Radio over IP Acronyms

  • ADPCM: Adaptive Differential Pulse Code Modulation, is a form of Voice Coding and Decoding algorithm used by the NXU
  • COR: Carrier Operated Relay, is a signal from a receiver that indicates when a carrier or signal is being received and that the receiver is unsquelched.
  • GSM: Global System for Mobile Communications, is a form of Voice Coding and Decoding algorithm used by the NXU
  • ISDN: Integrated Services Digital Network, is a digital telephone connection that uses digital signals instead of analogue signals to handle the transfer of signaling and speech.
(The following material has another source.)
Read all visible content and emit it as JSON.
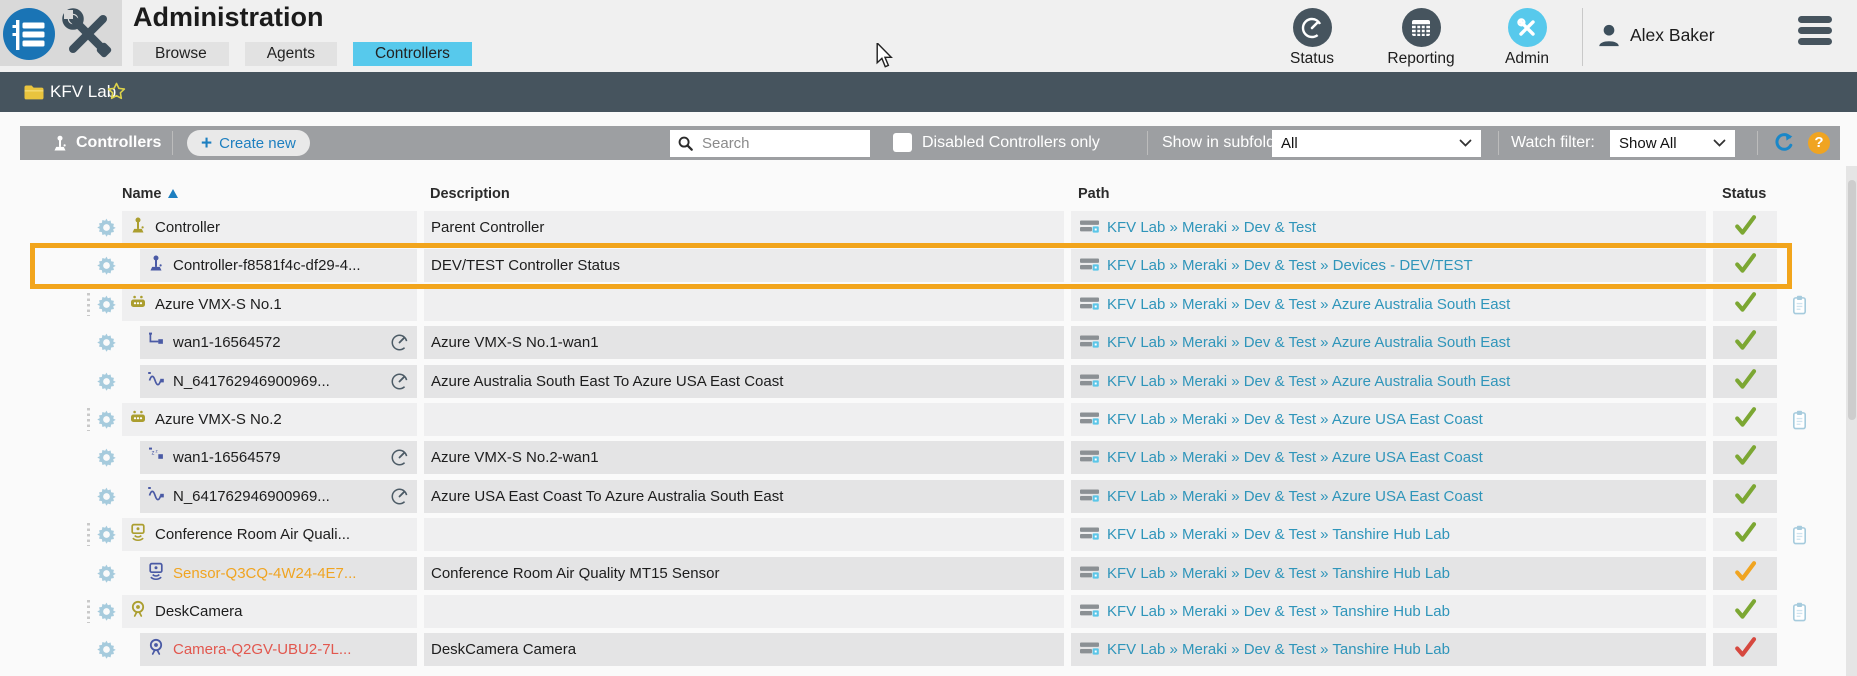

  • NXU: Network Extension Unit, is a device used to connect a DSP-1 module or a land mobile radio device over an IP-based network. The unit creates a network link that passes both voice and control signals in the form of RoIP.
  • PCM: Pulse Code Modulation, is a form of Voice Coding and Decoding algorithm used by the NXU
  • PSTN: Public Switch Telephone Network, which refers to the international telephone system based on copper wires and switched circuits for carrying analog voice data.
  • PTT: Push-to-Talk, A signal to a radio transmitter, which controls the actual transmission of radio frequency energy over the air.
  • RoIP: Radio over Internet Protocol, (compared to VoIP) not only converts voice to a digital format that can be sent over the Internet or other IP based network, but also convert PTT and COR control signals that are essential for seamless for radio interoperability. Also include are extra delay and jitter compensation.
  • TCP/IP: Transport Control Protocol / Internet Protocol, is an additional layer to the Internet Protocol, which ensures delivery of packets, sent across the network. It can handle situations such as lost packets or packets arriving out of order.
  • VOCODER: Voice Coder / Decoder, is an algorithm use by the NXU that reduces speech signals to slowly varying signals transmittable over TCP/IP networks to conserve network bandwidth. VoIP: Voice over Internet Protocol, is a method of sending voice communications across a digital network.